Automated Commit Message Generation with Large Language Models: An Empirical Study and Beyond
- URL: http://arxiv.org/abs/2404.14824v2
- Date: Wed, 06 Nov 2024 01:37:52 GMT
- Title: Automated Commit Message Generation with Large Language Models: An Empirical Study and Beyond
- Authors: Pengyu Xue, Linhao Wu, Zhongxing Yu, Zhi Jin, Zhen Yang, Xinyi Li, Zhenyu Yang, Yue Tan,
- Abstract summary: Commit Message Generation (CMG) approaches aim to automatically generate commit messages based on given code diffs.
This paper conducts the first comprehensive experiment to investigate how far we have been in applying Large Language Models (LLMs) to generate high-quality commit messages.

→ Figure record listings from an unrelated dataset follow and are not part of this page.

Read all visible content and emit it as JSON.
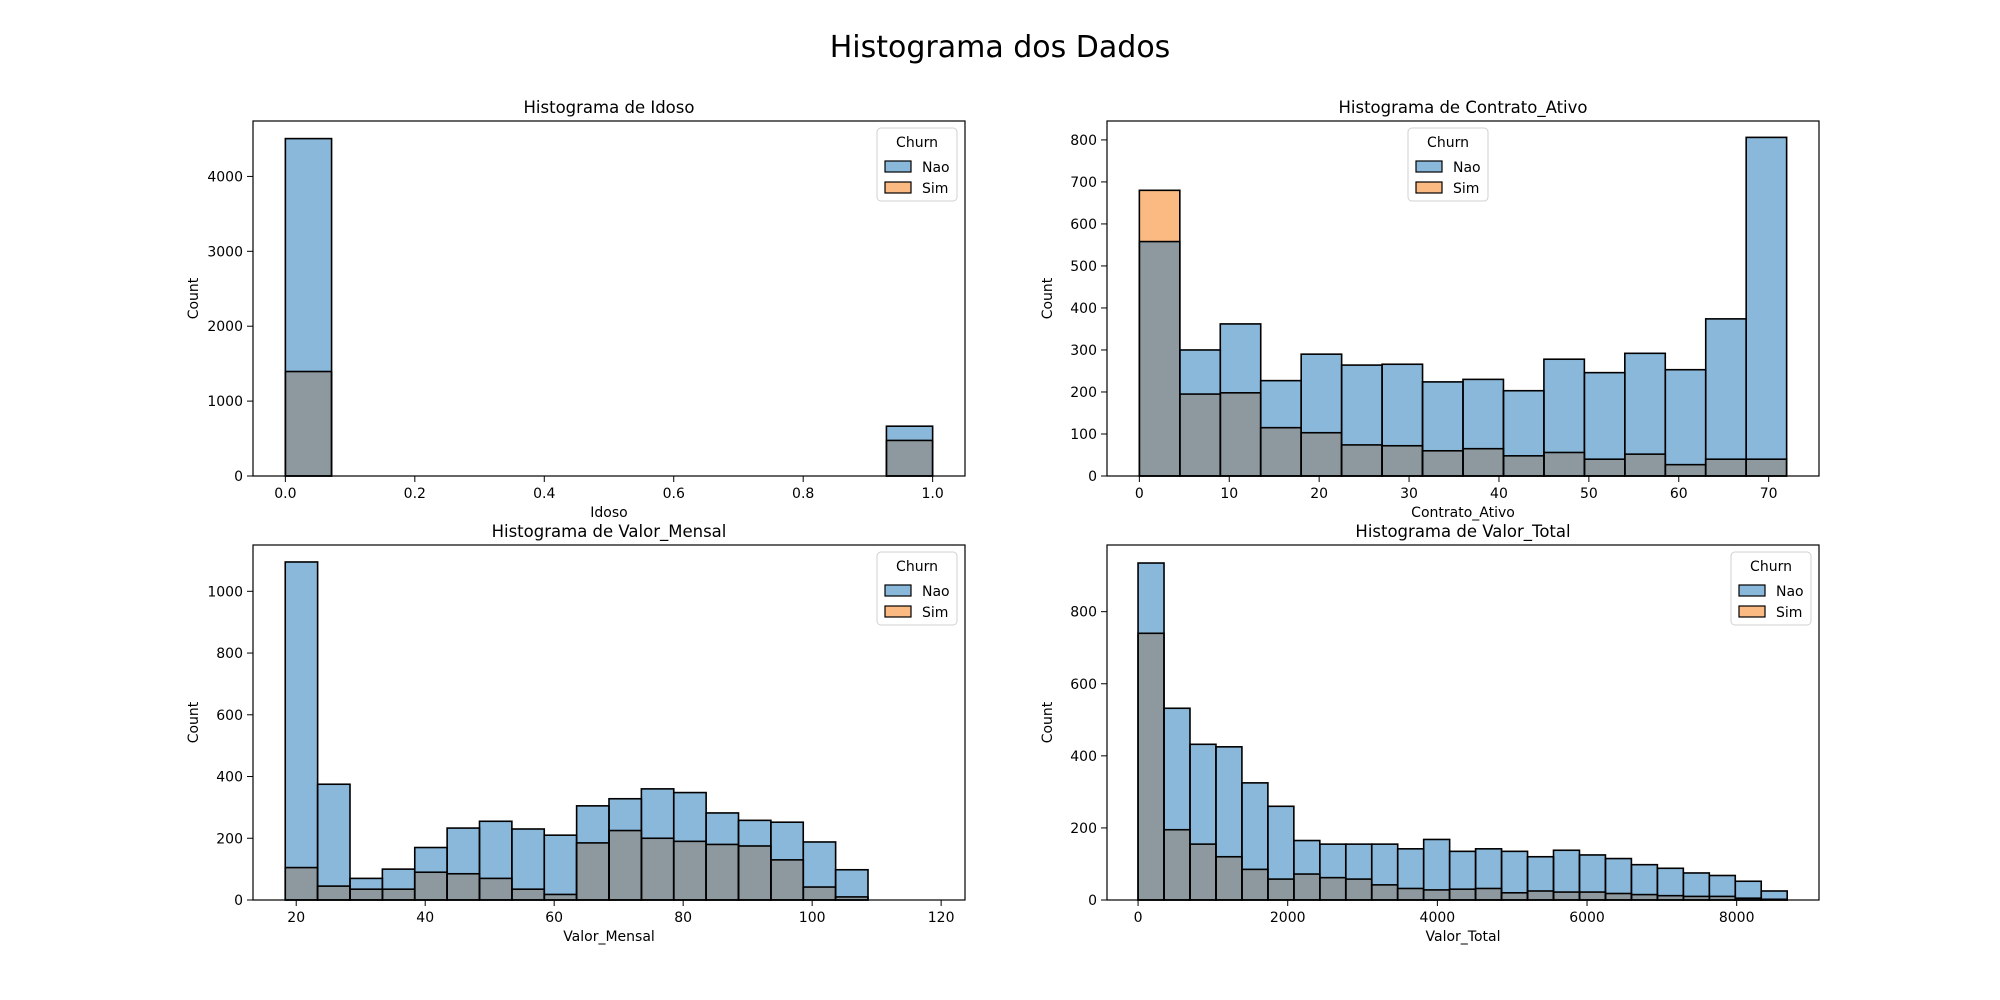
{
  "figure": {
    "title": "Histograma dos Dados"
  },
  "colors": {
    "nao": "#8ab8da",
    "sim": "#fbba82",
    "overlap": "#8d999f"
  },
  "chart_data": [
    {
      "type": "bar",
      "title": "Histograma de Idoso",
      "xlabel": "Idoso",
      "ylabel": "Count",
      "xlim": [
        -0.05,
        1.05
      ],
      "ylim": [
        0,
        4740
      ],
      "xticks": [
        0.0,
        0.2,
        0.4,
        0.6,
        0.8,
        1.0
      ],
      "xtick_labels": [
        "0.0",
        "0.2",
        "0.4",
        "0.6",
        "0.8",
        "1.0"
      ],
      "yticks": [
        0,
        1000,
        2000,
        3000,
        4000
      ],
      "bins": [
        {
          "x0": 0.0,
          "x1": 0.0714,
          "nao": 4505,
          "sim": 1395
        },
        {
          "x0": 0.9286,
          "x1": 1.0,
          "nao": 665,
          "sim": 475
        }
      ],
      "legend": {
        "title": "Churn",
        "entries": [
          "Nao",
          "Sim"
        ],
        "position": "top-right"
      }
    },
    {
      "type": "bar",
      "title": "Histograma de Contrato_Ativo",
      "xlabel": "Contrato_Ativo",
      "ylabel": "Count",
      "xlim": [
        -3.6,
        75.6
      ],
      "ylim": [
        0,
        845
      ],
      "xticks": [
        0,
        10,
        20,
        30,
        40,
        50,
        60,
        70
      ],
      "xtick_labels": [
        "0",
        "10",
        "20",
        "30",
        "40",
        "50",
        "60",
        "70"
      ],
      "yticks": [
        0,
        100,
        200,
        300,
        400,
        500,
        600,
        700,
        800
      ],
      "bin_start": 0,
      "bin_width": 4.5,
      "nao": [
        558,
        300,
        362,
        227,
        290,
        264,
        266,
        224,
        230,
        203,
        278,
        246,
        292,
        253,
        374,
        806
      ],
      "sim": [
        680,
        195,
        198,
        115,
        103,
        74,
        72,
        60,
        65,
        48,
        56,
        40,
        52,
        27,
        40,
        40
      ],
      "legend": {
        "title": "Churn",
        "entries": [
          "Nao",
          "Sim"
        ],
        "position": "upper center"
      }
    },
    {
      "type": "bar",
      "title": "Histograma de Valor_Mensal",
      "xlabel": "Valor_Mensal",
      "ylabel": "Count",
      "xlim": [
        13.3,
        123.7
      ],
      "ylim": [
        0,
        1150
      ],
      "xticks": [
        20,
        40,
        60,
        80,
        100,
        120
      ],
      "xtick_labels": [
        "20",
        "40",
        "60",
        "80",
        "100",
        "120"
      ],
      "yticks": [
        0,
        200,
        400,
        600,
        800,
        1000
      ],
      "bin_start": 18.3,
      "bin_width": 5.02,
      "nao": [
        1095,
        375,
        70,
        100,
        170,
        233,
        255,
        230,
        210,
        305,
        328,
        360,
        348,
        282,
        258,
        252,
        188,
        98
      ],
      "sim": [
        105,
        45,
        35,
        35,
        90,
        85,
        70,
        35,
        18,
        185,
        225,
        200,
        190,
        180,
        175,
        130,
        42,
        10
      ],
      "legend": {
        "title": "Churn",
        "entries": [
          "Nao",
          "Sim"
        ],
        "position": "top-right"
      }
    },
    {
      "type": "bar",
      "title": "Histograma de Valor_Total",
      "xlabel": "Valor_Total",
      "ylabel": "Count",
      "xlim": [
        -415,
        9100
      ],
      "ylim": [
        0,
        985
      ],
      "xticks": [
        0,
        2000,
        4000,
        6000,
        8000
      ],
      "xtick_labels": [
        "0",
        "2000",
        "4000",
        "6000",
        "8000"
      ],
      "yticks": [
        0,
        200,
        400,
        600,
        800
      ],
      "bin_start": 0,
      "bin_width": 347,
      "nao": [
        935,
        532,
        432,
        425,
        325,
        260,
        165,
        155,
        155,
        155,
        142,
        168,
        135,
        142,
        135,
        120,
        138,
        125,
        115,
        98,
        88,
        75,
        68,
        52,
        25
      ],
      "sim": [
        740,
        195,
        155,
        120,
        85,
        58,
        72,
        62,
        58,
        42,
        32,
        28,
        30,
        32,
        20,
        25,
        22,
        22,
        18,
        15,
        12,
        10,
        10,
        5,
        2
      ],
      "legend": {
        "title": "Churn",
        "entries": [
          "Nao",
          "Sim"
        ],
        "position": "top-right"
      }
    }
  ]
}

- Score: 24.151927600694066
- License:
- Abstract: Commit Message Generation (CMG) approaches aim to automatically generate commit messages based on given code diffs, which facilitate collaboration among developers and play a critical role in Open-Source Software (OSS). Very recently, Large Language Models (LLMs) have demonstrated extensive applicability in diverse code-related task. But few studies systematically explored their effectiveness using LLMs. This paper conducts the first comprehensive experiment to investigate how far we have been in applying LLM to generate high-quality commit messages. Motivated by a pilot analysis, we first clean the most widely-used CMG dataset following practitioners' criteria. Afterward, we re-evaluate diverse state-of-the-art CMG approaches and make comparisons with LLMs, demonstrating the superior performance of LLMs against state-of-the-art CMG approaches. Then, we further propose four manual metrics following the practice of OSS, including Accuracy, Integrity, Applicability, and Readability, and assess various LLMs accordingly. Results reveal that GPT-3.5 performs best overall, but different LLMs carry different advantages. To further boost LLMs' performance in the CMG task, we propose an Efficient Retrieval-based In-Context Learning (ICL) framework, namely ERICommiter, which leverages a two-step filtering to accelerate the retrieval efficiency and introduces semantic/lexical-based retrieval algorithm to construct the ICL examples. Extensive experiments demonstrate the substantial performance improvement of ERICommiter on various LLMs for code diffs of different programming languages. Meanwhile, ERICommiter also significantly reduces the retrieval time while keeping almost the same performance. Our research contributes to the understanding of LLMs' capabilities in the CMG field and provides valuable insights for practitioners seeking to leverage these tools in their workflows.